Roma, 23 marzo 2026 – Matteo Renzi, presidente di Italia Viva, ha commentato con fermezza l’esito del recente referendum costituzionale, definendolo una “sconfitta sonora” per il governo guidato da Giorgia Meloni. Intervenuto a Radio Leopolda, Renzi ha sottolineato come la vittoria del No, a sorpresa, rappresenti un evento politico di grande rilievo, che impone al governo di “ascoltare il popolo”.
Il commento di Renzi: un messaggio forte e chiaro
“La partita è sostanzialmente chiusa, il No a sorpresa ha vinto. Oggi si consuma un fatto politico enorme, quando il popolo parla il palazzo deve ascoltare”, ha dichiarato Renzi. Il leader di Italia Viva ha evidenziato come il voto sia andato oltre la semplice personalizzazione della riforma, rappresentando un chiaro segnale di rigetto nei confronti di un esecutivo che, a suo dire, ha agito in modo arrogante nel proporre la modifica costituzionale.
Renzi ha inoltre messo in luce l’importanza di questo passaggio per il governo Meloni, che si era presentato come “benedetto e baciato dal consenso”. Il risultato del referendum, invece, ha dimostrato una realtà diversa, con un significativo numero di cittadini che ha espresso dissenso verso le ragioni del Sì e la modalità con cui la riforma è stata portata avanti.

Il contesto politico attuale e le reazioni
Il voto referendario si inserisce in un clima politico teso e segnato da diverse sfide per l’esecutivo di Giorgia Meloni, al governo dal 22 ottobre 2022. La premier, prima donna a guidare l’Italia, ha affrontato numerosi dossier complessi, ma questo risultato evidenzia una battuta d’arresto significativa per la sua maggioranza parlamentare.
Nel dibattito pubblico, la sconfitta del Sì è stata letta non solo come un rigetto alle proposte di modifica, ma anche come una critica al modo di governare dell’attuale esecutivo, ritenuto da Renzi “arrogante” e poco attento alle esigenze reali della popolazione.
Renzi: “Il centrosinistra vada subito alle primarie“
Secondo Renzi, il momento richiede una risposta decisa da parte del centrosinistra: “Spero che il centrosinistra vada rapidamente alle primarie perché è in condizione di vincere le politiche“ ha dichiarato. Questa affermazione arriva in un contesto politico segnato dal calo di consenso per il governo guidato da Giorgia Meloni e dalla necessità di rilanciare l’opposizione in vista delle future consultazioni elettorali.
“Meloni ha perso il tocco magico“
Nel suo intervento, Renzi ha rivolto anche un appello diretto alla presidente del Consiglio in carica: “Meloni farà quello che crede, ma per prendere atto del risultato ci vuole coraggio. Non ascoltare la voce del popolo è da Don Abbondio“. Ha aggiunto inoltre che la partita elettorale segna la fine del cosiddetto “tocco magico” della leader di Fratelli d’Italia, affermando che non può ignorare la perdita di consenso o rischia di diventare una “donna di palazzo”, ancora per poco.
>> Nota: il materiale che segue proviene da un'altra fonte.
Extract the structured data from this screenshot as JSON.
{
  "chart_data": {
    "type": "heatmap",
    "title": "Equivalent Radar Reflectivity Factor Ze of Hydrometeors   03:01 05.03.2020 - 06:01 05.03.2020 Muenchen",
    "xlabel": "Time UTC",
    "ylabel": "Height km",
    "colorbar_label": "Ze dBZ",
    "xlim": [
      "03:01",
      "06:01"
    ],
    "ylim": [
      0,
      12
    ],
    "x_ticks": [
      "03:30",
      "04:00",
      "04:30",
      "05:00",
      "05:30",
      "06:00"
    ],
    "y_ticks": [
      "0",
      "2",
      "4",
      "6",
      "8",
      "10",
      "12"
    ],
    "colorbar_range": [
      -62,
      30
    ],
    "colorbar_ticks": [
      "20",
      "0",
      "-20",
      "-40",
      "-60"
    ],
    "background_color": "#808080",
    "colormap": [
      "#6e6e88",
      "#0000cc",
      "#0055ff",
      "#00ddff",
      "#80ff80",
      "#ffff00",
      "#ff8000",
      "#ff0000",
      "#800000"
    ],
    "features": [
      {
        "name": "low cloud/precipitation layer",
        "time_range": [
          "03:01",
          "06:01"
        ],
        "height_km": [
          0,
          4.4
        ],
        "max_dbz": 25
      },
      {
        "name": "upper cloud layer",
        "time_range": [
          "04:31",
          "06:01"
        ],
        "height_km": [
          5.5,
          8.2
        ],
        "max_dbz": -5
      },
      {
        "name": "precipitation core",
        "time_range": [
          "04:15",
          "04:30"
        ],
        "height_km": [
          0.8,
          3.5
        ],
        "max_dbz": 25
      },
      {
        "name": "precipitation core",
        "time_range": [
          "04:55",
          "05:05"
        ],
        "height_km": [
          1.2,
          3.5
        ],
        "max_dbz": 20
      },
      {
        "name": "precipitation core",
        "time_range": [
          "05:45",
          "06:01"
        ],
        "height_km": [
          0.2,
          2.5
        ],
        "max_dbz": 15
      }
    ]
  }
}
Queste dichiarazioni sottolineano un momento di forte tensione politica e la volontà di Italia Viva di giocare un ruolo attivo nella definizione del futuro quadro politico italiano. Nel frattempo, il Movimento 5 Stelle, guidato da Giuseppe Conte, continua a rappresentare una forza significativa nella politica nazionale, con una base di quasi 89.000 iscritti e un posizionamento trasversale che spazia dal populismo di sinistra all’ambientalismo, partecipando attivamente al dibattito parlamentare e europeo.